While writing a REST service (in JAX-RS implementation), I needed to create and modify resources using JSON as the exchange format. The client-side is written in GWT. In GWT when you want to convert a string to a Javascript object, you can use eval and it’s done.
But what about serializing objects into strings? Now supposing you’re sending data from a FormHandler, in the onSubmit method, you may want to set the values in the Javascript object and later send it as a string with RequestBuilder.sendRequest. GWT-Ext provides tools for the task, but maybe you’re not using them, so your question at this point would be: must I code a JSON tokenizer in Java for this? (yeah, you’re org.json library won’t work)

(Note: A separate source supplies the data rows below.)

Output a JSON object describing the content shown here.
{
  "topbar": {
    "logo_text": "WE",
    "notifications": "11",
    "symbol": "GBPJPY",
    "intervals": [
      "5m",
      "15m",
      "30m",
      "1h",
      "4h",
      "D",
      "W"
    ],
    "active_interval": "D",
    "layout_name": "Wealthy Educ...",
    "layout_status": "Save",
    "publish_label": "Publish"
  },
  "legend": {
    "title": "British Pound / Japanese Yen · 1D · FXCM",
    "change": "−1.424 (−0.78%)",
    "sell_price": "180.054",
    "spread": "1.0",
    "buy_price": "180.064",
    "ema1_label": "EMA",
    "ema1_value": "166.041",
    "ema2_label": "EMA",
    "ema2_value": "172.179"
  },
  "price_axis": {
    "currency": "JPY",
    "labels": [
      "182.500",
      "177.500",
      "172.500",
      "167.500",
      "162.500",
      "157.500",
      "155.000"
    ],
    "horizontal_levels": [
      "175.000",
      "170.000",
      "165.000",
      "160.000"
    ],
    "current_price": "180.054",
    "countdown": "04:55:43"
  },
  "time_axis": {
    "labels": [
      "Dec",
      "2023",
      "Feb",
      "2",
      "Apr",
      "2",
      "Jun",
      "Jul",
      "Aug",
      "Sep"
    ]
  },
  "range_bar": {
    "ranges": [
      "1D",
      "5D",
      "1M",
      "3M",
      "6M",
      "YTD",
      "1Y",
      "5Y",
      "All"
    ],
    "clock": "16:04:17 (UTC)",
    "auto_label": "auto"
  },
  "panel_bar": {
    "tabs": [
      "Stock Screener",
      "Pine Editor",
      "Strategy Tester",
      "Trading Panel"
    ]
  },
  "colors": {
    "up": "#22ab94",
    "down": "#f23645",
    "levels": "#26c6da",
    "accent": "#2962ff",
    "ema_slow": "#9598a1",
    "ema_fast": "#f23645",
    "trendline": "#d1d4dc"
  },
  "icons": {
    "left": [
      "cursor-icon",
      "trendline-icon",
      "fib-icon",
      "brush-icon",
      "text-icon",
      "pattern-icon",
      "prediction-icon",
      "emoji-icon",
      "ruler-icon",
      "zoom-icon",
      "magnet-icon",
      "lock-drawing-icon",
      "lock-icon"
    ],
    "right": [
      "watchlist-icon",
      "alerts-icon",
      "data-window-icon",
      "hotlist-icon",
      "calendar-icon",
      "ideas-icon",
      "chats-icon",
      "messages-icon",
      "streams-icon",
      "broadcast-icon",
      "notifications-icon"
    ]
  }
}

No, not at all, since you can use any external JS library from GWT. So go ahead and grab a normal Javascript to do the job, in example, Json2.js. Put the file in a directory reachable by the webrowser and load it with a script tag. The last step is writing an interface for your java code:
import com.google.gwt.core.client.JavaScriptObject;
public class JSON {
protected JSON() {}
public static final native String encode(JavaScriptObject object) /*-{
/** if you use a different library, check the method beneath **/
return $wnd.JSON.stringify(object);
}-*/;
public static final native <T> T decode(String json) /*-{
return eval('('+json+')');
}-*/;
}
When you want to refer to an external Javascript object, you must prefix the access to the object by $wnd. This way you tell GWT that your object is located in Window. Anyway, if you forgot to add it you’d have a compilation error, so you’d spotted it quickly. You have more information about the JNSI interface in this page.
Note: In the decode method, there’s a generic been used so the compiler can guess the type of the left side when you do an assignation. So take care to which type you’re doing the assignation before you get a conflict type error.